Diante do sucesso da exposição, Paula já negocia apresentá-la em Madri, Espanha, e, na sequência, em Brasília. “Estou impressionada como a cena cultural de Brasília está vibrante. A nossa meta é expor os meus trabalhos na cidade ainda no segundo semestre de 2024”, anuncia. Em Lisboa, o público tem se surpreendido com as obras da brasileira, divididas em dois tons, azul e vermelho. “O azul, para mim, representa a liberdade, o tomar consciência de alguma coisa. Já o vermelho simboliza a raiva, a fúria”, detalha. Mas ela avisa: “Nem tudo é o que parece ser.

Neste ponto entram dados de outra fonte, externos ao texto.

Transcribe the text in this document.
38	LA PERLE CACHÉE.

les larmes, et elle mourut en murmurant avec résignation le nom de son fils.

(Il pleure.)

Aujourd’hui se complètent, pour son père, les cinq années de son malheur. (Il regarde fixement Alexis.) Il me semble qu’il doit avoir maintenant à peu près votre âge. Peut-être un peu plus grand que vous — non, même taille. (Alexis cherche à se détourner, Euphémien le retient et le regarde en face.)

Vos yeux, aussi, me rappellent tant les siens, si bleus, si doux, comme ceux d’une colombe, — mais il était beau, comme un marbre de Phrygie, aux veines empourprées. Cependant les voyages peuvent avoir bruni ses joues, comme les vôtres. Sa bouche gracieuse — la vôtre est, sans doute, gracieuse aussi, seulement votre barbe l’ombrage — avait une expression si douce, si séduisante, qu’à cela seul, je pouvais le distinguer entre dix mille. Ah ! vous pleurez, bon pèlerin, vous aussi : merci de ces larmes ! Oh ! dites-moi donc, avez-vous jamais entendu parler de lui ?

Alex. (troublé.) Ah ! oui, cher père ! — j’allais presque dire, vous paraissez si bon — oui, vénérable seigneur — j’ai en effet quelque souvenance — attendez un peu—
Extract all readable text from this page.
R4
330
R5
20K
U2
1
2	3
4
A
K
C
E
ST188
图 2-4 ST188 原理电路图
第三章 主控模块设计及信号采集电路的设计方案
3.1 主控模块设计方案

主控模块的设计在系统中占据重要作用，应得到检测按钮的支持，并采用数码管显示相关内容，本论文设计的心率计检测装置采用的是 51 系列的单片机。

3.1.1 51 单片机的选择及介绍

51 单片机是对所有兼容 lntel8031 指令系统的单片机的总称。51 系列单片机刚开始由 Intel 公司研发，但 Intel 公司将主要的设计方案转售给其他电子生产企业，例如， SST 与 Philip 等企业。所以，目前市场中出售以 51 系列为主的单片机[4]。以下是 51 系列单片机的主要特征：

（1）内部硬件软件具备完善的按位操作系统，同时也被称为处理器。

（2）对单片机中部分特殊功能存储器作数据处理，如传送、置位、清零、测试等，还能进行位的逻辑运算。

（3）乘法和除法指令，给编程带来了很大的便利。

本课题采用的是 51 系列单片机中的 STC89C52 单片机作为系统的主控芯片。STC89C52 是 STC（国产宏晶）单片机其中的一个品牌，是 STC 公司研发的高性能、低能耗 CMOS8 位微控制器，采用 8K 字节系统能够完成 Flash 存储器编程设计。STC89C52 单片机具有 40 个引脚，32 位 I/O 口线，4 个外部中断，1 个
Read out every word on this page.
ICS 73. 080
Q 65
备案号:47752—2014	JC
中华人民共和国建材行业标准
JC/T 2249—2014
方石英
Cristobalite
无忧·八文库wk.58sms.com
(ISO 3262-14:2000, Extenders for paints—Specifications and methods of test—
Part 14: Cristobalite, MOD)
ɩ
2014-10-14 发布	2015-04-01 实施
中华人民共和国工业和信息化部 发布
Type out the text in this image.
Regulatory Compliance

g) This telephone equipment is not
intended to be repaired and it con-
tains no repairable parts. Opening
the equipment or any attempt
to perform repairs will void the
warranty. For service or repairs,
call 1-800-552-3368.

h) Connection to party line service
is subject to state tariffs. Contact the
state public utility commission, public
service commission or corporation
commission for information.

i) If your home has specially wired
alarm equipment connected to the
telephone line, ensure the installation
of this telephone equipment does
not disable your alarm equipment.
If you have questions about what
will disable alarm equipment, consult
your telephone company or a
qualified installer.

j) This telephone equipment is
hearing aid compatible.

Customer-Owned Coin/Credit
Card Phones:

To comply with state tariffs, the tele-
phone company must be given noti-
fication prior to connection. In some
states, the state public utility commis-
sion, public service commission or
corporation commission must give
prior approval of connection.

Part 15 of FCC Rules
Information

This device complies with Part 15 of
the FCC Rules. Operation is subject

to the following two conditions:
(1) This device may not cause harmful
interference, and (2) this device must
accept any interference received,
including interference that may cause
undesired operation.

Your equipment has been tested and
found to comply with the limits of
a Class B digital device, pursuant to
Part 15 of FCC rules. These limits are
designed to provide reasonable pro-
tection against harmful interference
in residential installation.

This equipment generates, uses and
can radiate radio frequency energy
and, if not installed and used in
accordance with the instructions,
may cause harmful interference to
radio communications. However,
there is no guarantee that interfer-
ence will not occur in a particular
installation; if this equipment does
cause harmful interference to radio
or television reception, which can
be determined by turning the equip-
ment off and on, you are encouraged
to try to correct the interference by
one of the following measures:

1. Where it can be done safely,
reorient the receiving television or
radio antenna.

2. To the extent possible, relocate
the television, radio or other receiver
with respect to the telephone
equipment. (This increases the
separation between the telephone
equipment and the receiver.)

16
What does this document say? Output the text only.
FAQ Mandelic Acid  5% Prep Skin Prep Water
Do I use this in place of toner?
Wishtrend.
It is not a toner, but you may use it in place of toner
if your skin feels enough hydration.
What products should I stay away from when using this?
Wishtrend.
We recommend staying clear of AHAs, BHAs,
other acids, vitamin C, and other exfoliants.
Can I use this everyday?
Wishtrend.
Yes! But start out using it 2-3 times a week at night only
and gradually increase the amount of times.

Por isso, escolhi o título ‘Miragem’ para a mostra”.

A carioca, que mora em Buenos Aires há oito anos, conta que chegou à Sociedade Nacional de Belas Artes de Lisboa por meio de Emília Tavares, que é curadora do Museu do Chiado. A instituição quer muito ampliar a relação com o Brasil. E como conhecia Paula do festival DOCLisboa — a brasileira havia apresentado, em 2018, a série de vídeos Crucigramista, a América Invertida —, decidiu convidá-la para a mostra que tem feito os portugueses refletirem. “Por meio da minha arte, conto histórias permeadas por tudo o que faço. Hoje, expresso isso por meio do que escrevo, dos desenhos, das aquarelas, dos vídeos. Já não tenho mais a angústia da juventude. Tudo que eu faço tem sentido”, explica.

A grande transição da carreira de Paula se deu em 2021, quando fez a exposição “A literatura do eu”, na Bienal Sur, em Buenos Aires. “Tive a certeza de que podia me expressar por meio de diferentes formas”, diz. Essa multiplicidade é ressaltada pelo curador da mostra, o carioca Victor Gorgulho. “Artista visual e escritora, Paula é autora de uma contundente prática que se dá por meios tão díspares quanto, insuspeitadamente, complementares”, frisa. Na visão dele, durante a mostra, realidade e ficção, “descompromissadas e caoticamente embrenhadas uma na outra, atingem o clímax que, após se arrefecer, logo reaparece para deleite” dos visitantes.